Exchange Server clustering has been with us since Exchange Server 5.5 but left Exchange Administrators having to know the complexities of Microsoft Clustering and Microsoft Exchange in order to support it. With the advent of Exchange Server 2007 Microsoft introduced new clustering options to the Exchange server product line that gave messaging architects increased flexibility in deploying highly available systems, but there were still limitations such as:
- Site failover was not seamless due to the DNS TTL.
- Fail over could take minutes.
- There are scenarios where message loss could occur.
- The cluster had to be built before the installation of Exchange. If a cluster was required after the installation of Exchange another server had to be built.
- Failover was restricted to the server level so if one database failed then all databases failed over.
Microsoft are acknowledging with Exchange Server 2010 that the configuration and support of the Windows Cluster required additional skill sets and added complexity to the server build and ongoing support. With Exchange Server 2010 Exchange clustering as we know it and replaced it with the Database Availability Group (DAG) which combines and improves on the best parts of the CCR and SCR technologies from Exchange Server 2007. The benefits of a DAG are as follows:
- Allows multiple copies of the same database on different servers
- Failover is at the database level.
- Failover time is around 30 seconds.
- Better tracking of the delivery of messages and only uncommitted messages are retained in the Hub Dumpster.
- High availability options can be deployed after initial install.
To assist with the creation of the Database Availability Group there has been another fundamental change to Exchange Server 2010 which is that the MAPI end point for Outlook access has now been moved onto the CAS role, this provides users with a single access point for client requests no matter which server their mailbox is active on. For multiple CAS server deployments a CAS array needs to be configured which I have talked about in a previous post.
As previously mentioned the DAG is configured after initial install and still uses components from Windows failover-clustering however the difference now is that Exchange Server will configure the clustering options that it needs for you as part of the DAG creation so the Exchange engineer only needs to know how to configure the DAG.
Database availability groups can consist of up to 16 servers and within each DAG there can be up to 16 copies of any given mailbox database. The DAG uses the log shipping technology introduced with Exchange server 2007 to maintain copies of the database on multiple servers for which differing log replay times can be configured (up to 1 week lag).
Each copy of the database is given a “Preferred List Sequence Number”, this is essentially tells the CAS server in which priority it should try and connect to the database and also the order in which the DAG will try to fail over to the next copy of the database, so if the database with Sequence Number 1 fails, the DAG will bring the database with Sequence Number 2 online and so on. The CAS server will then route requests for that database to server with the online copy of the database.
So in the diagram above if the database DB1 on Server 1 goes offline then the Database Availability Group will automatically bring the DB1 database copy on Server 2 online and so on with Server 4 should the database on Server 2 not be available. A time of around 30 seconds is being mentioned for a database copy to be brought online by the DAG.

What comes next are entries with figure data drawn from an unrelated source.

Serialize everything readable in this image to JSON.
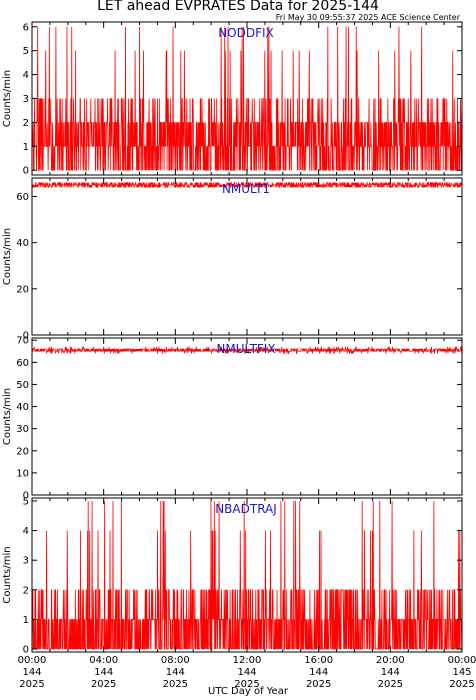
{
  "title": "LET ahead EVPRATES Data for 2025-144",
  "timestamp": "Fri May 30 09:55:37 2025 ACE Science Center",
  "x_axis_label": "UTC Day of Year",
  "colors": {
    "data": "#ff0000",
    "panel_label": "#1a1acc",
    "axes": "#000000"
  },
  "x_ticks": [
    {
      "time": "00:00",
      "day": "144",
      "year": "2025"
    },
    {
      "time": "04:00",
      "day": "144",
      "year": "2025"
    },
    {
      "time": "08:00",
      "day": "144",
      "year": "2025"
    },
    {
      "time": "12:00",
      "day": "144",
      "year": "2025"
    },
    {
      "time": "16:00",
      "day": "144",
      "year": "2025"
    },
    {
      "time": "20:00",
      "day": "144",
      "year": "2025"
    },
    {
      "time": "00:00",
      "day": "145",
      "year": "2025"
    }
  ],
  "chart_data": [
    {
      "type": "line",
      "label": "NODDFIX",
      "ylabel": "Counts/min",
      "xlim": [
        0,
        24
      ],
      "ylim": [
        -0.2,
        6.2
      ],
      "yticks": [
        0,
        1,
        2,
        3,
        4,
        5,
        6
      ],
      "level": "0-6 counts/min, mostly 0-3 with frequent spikes to 4-6",
      "mean": 1.6,
      "noise": 2.6,
      "min": 0,
      "max": 6
    },
    {
      "type": "line",
      "label": "NMULT1",
      "ylabel": "Counts/min",
      "xlim": [
        0,
        24
      ],
      "ylim": [
        0,
        68
      ],
      "yticks": [
        0,
        20,
        40,
        60
      ],
      "level": "steady about 63-67 counts/min",
      "mean": 65,
      "noise": 2.2,
      "min": 61,
      "max": 68
    },
    {
      "type": "line",
      "label": "NMULTFIX",
      "ylabel": "Counts/min",
      "xlim": [
        0,
        24
      ],
      "ylim": [
        0,
        71
      ],
      "yticks": [
        0,
        10,
        20,
        30,
        40,
        50,
        60,
        70
      ],
      "level": "steady about 63-68 counts/min",
      "mean": 65.5,
      "noise": 2.2,
      "min": 61,
      "max": 69
    },
    {
      "type": "line",
      "label": "NBADTRAJ",
      "ylabel": "Counts/min",
      "xlim": [
        0,
        24
      ],
      "ylim": [
        -0.1,
        5.1
      ],
      "yticks": [
        0,
        1,
        2,
        3,
        4,
        5
      ],
      "level": "0-5 counts/min, mostly 0-2 with spikes to 3-5",
      "mean": 1.0,
      "noise": 2.2,
      "min": 0,
      "max": 5
    }
  ]
}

The diagram above shows a four server DAG with copies of the database distributed across the servers. The general advice currently from Microsoft is to have fewer large DAG’s rather than a large number of smaller DAG’s. The database does not have to be replicated to all or any servers depending on requirements. In distributed environments the placement of database copies could be quite important.
As the client is now connecting in via the CAS server, they should not experience any disconnection from the server but there will be a short outage will the database copy is brought online.

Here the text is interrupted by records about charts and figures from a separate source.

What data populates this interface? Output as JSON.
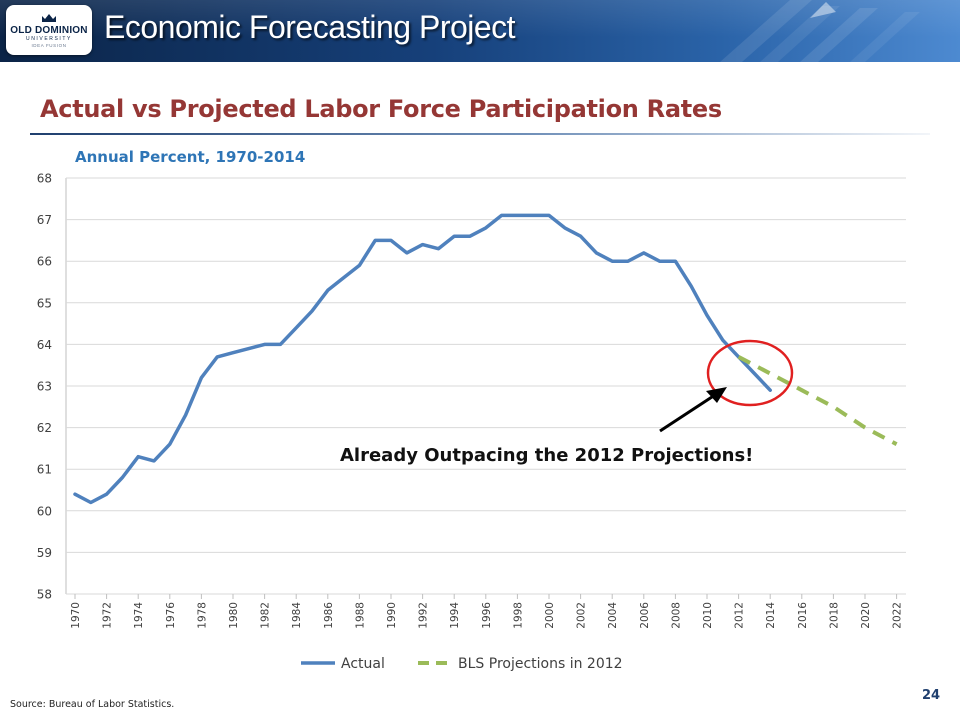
{
  "header": {
    "title": "Economic Forecasting Project",
    "logo": {
      "line1": "OLD DOMINION",
      "line2": "UNIVERSITY",
      "line3": "IDEA FUSION"
    }
  },
  "slide": {
    "title": "Actual vs Projected Labor Force Participation Rates",
    "subtitle": "Annual Percent, 1970-2014",
    "source": "Source: Bureau of Labor Statistics.",
    "page_number": "24"
  },
  "colors": {
    "actual": "#4f81bd",
    "projection": "#9bbb59",
    "title": "#953735",
    "subtitle": "#2e75b6",
    "highlight_circle": "#e02020"
  },
  "chart_data": {
    "type": "line",
    "title": "",
    "xlabel": "",
    "ylabel": "",
    "xlim": [
      1970,
      2022
    ],
    "ylim": [
      58,
      68
    ],
    "y_ticks": [
      "58",
      "59",
      "60",
      "61",
      "62",
      "63",
      "64",
      "65",
      "66",
      "67",
      "68"
    ],
    "x_ticks": [
      "1970",
      "1972",
      "1974",
      "1976",
      "1978",
      "1980",
      "1982",
      "1984",
      "1986",
      "1988",
      "1990",
      "1992",
      "1994",
      "1996",
      "1998",
      "2000",
      "2002",
      "2004",
      "2006",
      "2008",
      "2010",
      "2012",
      "2014",
      "2016",
      "2018",
      "2020",
      "2022"
    ],
    "grid": true,
    "legend_position": "bottom",
    "series": [
      {
        "name": "Actual",
        "style": "solid",
        "x": [
          1970,
          1971,
          1972,
          1973,
          1974,
          1975,
          1976,
          1977,
          1978,
          1979,
          1980,
          1981,
          1982,
          1983,
          1984,
          1985,
          1986,
          1987,
          1988,
          1989,
          1990,
          1991,
          1992,
          1993,
          1994,
          1995,
          1996,
          1997,
          1998,
          1999,
          2000,
          2001,
          2002,
          2003,
          2004,
          2005,
          2006,
          2007,
          2008,
          2009,
          2010,
          2011,
          2012,
          2013,
          2014
        ],
        "y": [
          60.4,
          60.2,
          60.4,
          60.8,
          61.3,
          61.2,
          61.6,
          62.3,
          63.2,
          63.7,
          63.8,
          63.9,
          64.0,
          64.0,
          64.4,
          64.8,
          65.3,
          65.6,
          65.9,
          66.5,
          66.5,
          66.2,
          66.4,
          66.3,
          66.6,
          66.6,
          66.8,
          67.1,
          67.1,
          67.1,
          67.1,
          66.8,
          66.6,
          66.2,
          66.0,
          66.0,
          66.2,
          66.0,
          66.0,
          65.4,
          64.7,
          64.1,
          63.7,
          63.3,
          62.9
        ]
      },
      {
        "name": "BLS Projections in 2012",
        "style": "dashed",
        "x": [
          2012,
          2014,
          2016,
          2018,
          2020,
          2022
        ],
        "y": [
          63.7,
          63.3,
          62.9,
          62.5,
          62.0,
          61.6
        ]
      }
    ],
    "annotations": [
      {
        "text": "Already Outpacing the 2012 Projections!"
      }
    ]
  }
}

With respect to Public Folder databases, these are not replicated between servers by the Database Availability Group. Public Folder high availability still relies on Public Folder Replication between servers.
With regard to the Hub Transport Dumpster this has also been optimized for the new failover model and messages are only retained in the dumpster until it is recorded that the message has been replicated to all database copies, this assists with bringing the database copies online as only messages that have not been replicated need to be requested from the Dumpster.